Conocido como el “Hombre del brazo de oro”, James Harrison nació en 1936 en Australia. Cuando tenía catorce años le extirparon un pulmón, y sobrevivió gracias a las múltiples transfusiones de sangre que recibió. Al salir de la clínica, prometió que cuando llegaría a la mayoría de edad se transformaría en donante.
No solo cumplió, sino además registró 1.173 donaciones durante más de sesenta años. James ha recibido múltiples reconocimientos, incluida la Medalla de la Orden, una de las mayores distinciones de su país. Además, es poseedor de un Récord Guinness como el mayor donante de sangre de la historia.
Resulta conmovedor pensar en alguien dispuesto a ayudar y salvar a tantas personas. Sabemos que la sangre es un fluido vital que circula por el cuerpo para llevar los nutrientes y el oxígeno a todo el organismo, y a la vez los desechos para su eliminación.
Sin embargo, más conmovedor aún es pensar en aquel cuya sangre fue derramada para eliminar nuestros desechos de pecado, llevar el nutriente y el oxígeno salvador y que, asumiendo el costo de nuestras faltas, muere en nuestro lugar.
“Sangre” es una palabra clave para entender el mensaje redentor de la Biblia, desde los sacrificios en los tiempos del Antiguo Testamento, que prefiguraban al Cordero de Dios que llevaría los pecados del mundo. Más importante aún, la palabra “sangre” constituye un tema fundamental para comprender la obra y el ministerio de Cristo.

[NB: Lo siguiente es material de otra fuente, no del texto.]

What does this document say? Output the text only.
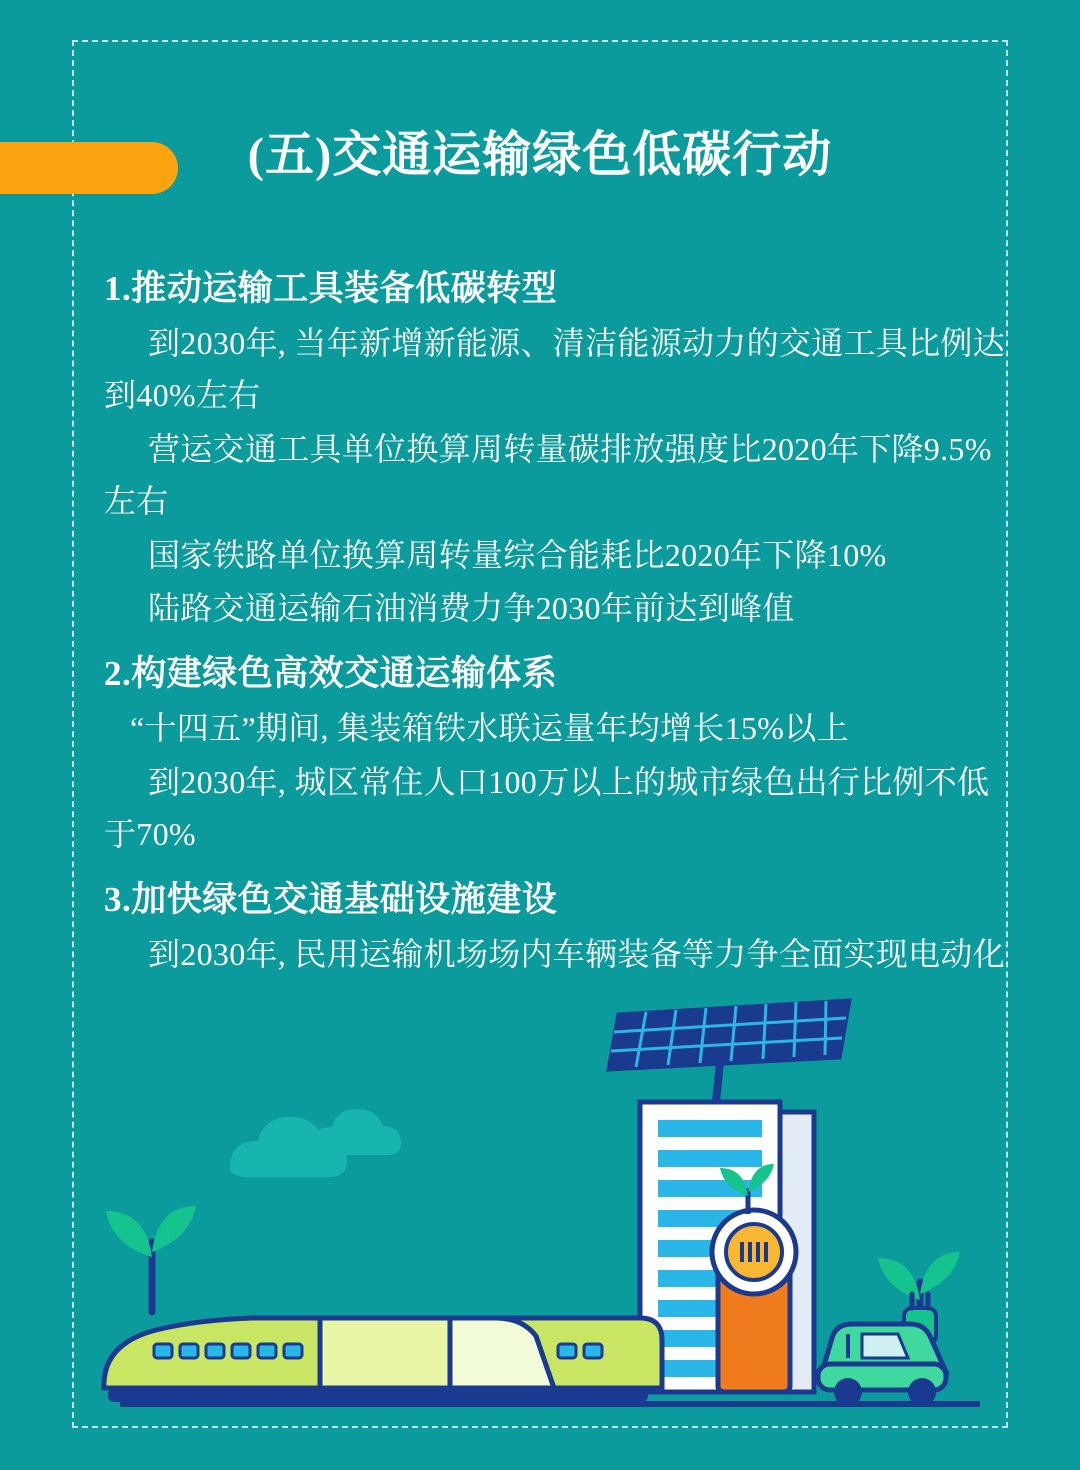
(五)交通运输绿色低碳行动
1.推动运输工具装备低碳转型

到2030年, 当年新增新能源、清洁能源动力的交通工具比例达到40%左右

营运交通工具单位换算周转量碳排放强度比2020年下降9.5%左右

国家铁路单位换算周转量综合能耗比2020年下降10%

陆路交通运输石油消费力争2030年前达到峰值

2.构建绿色高效交通运输体系

“十四五”期间, 集装箱铁水联运量年均增长15%以上

到2030年, 城区常住人口100万以上的城市绿色出行比例不低于70%

3.加快绿色交通基础设施建设

到2030年, 民用运输机场场内车辆装备等力争全面实现电动化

La sangre como símbolo de una vida entregada voluntariamente para rescatar al pecador, y la sangre como el derramamiento de la vida misma. Al igual que la palabra “cruz”, la frase “sangre de Cristo” es una expresión específica para el sacrificio y la muerte redentores de Cristo.
Gracias a nuestro Señor Jesucristo, quien tiene el verdadero brazo de oro y es el mayor donante del Universo, podemos nacer de nuevo. ¿Cómo no apreciarlo y comprometerse?
Que la decisión de Spurgeon sea también la nuestra: “Si no estamos dispuestos a morir por Cristo, no tendremos ningún gozo en el hecho de que Cristo murió por nosotros”.
12 de febrero
Un acto de fe
“Creyó Abraham a Dios y le fue contado por justicia” (Romanos 4:3).
El patriarca Abraham nació en Ur y fue llamado por Dios para vivir en Canaán. La promesa divina implicaba convertirse en padre de multitudes y en hacer de sus descendientes una gran nación. Esta promesa fue cumplida inicialmente en Israel y posteriormente en la iglesia cristiana.
Como señal del pacto y de la promesa, Dios le da a Abram (nombre que significa “Padre venerado”) un nuevo nombre: “Abraham” (que significa “padre de muchedumbre”). Además, el patriarca fue llamado también amigo de Dios, por su fe, su obediencia, su fidelidad y su intercesión.
¿Cómo obtuvo Abraham su salvación? Pablo explica lo que dice la Escritura y nos muestra el camino para todo asunto de la vida: ir a la Biblia para ver qué dice la Escritura. Bien decía Spurgeon que “cuando una Biblia está hecha pedazos por su uso, quien la usa está entero”. Y la Escritura dice que fue por fe (Rom. 4:3). Ahora bien, dice el texto que “le fue contado”. Esta es una expresión contable que implica algo que fue “depositado” o “transferido a la cuenta personal”. La fe de Abraham le fue acreditada en su cuenta con Dios como justicia.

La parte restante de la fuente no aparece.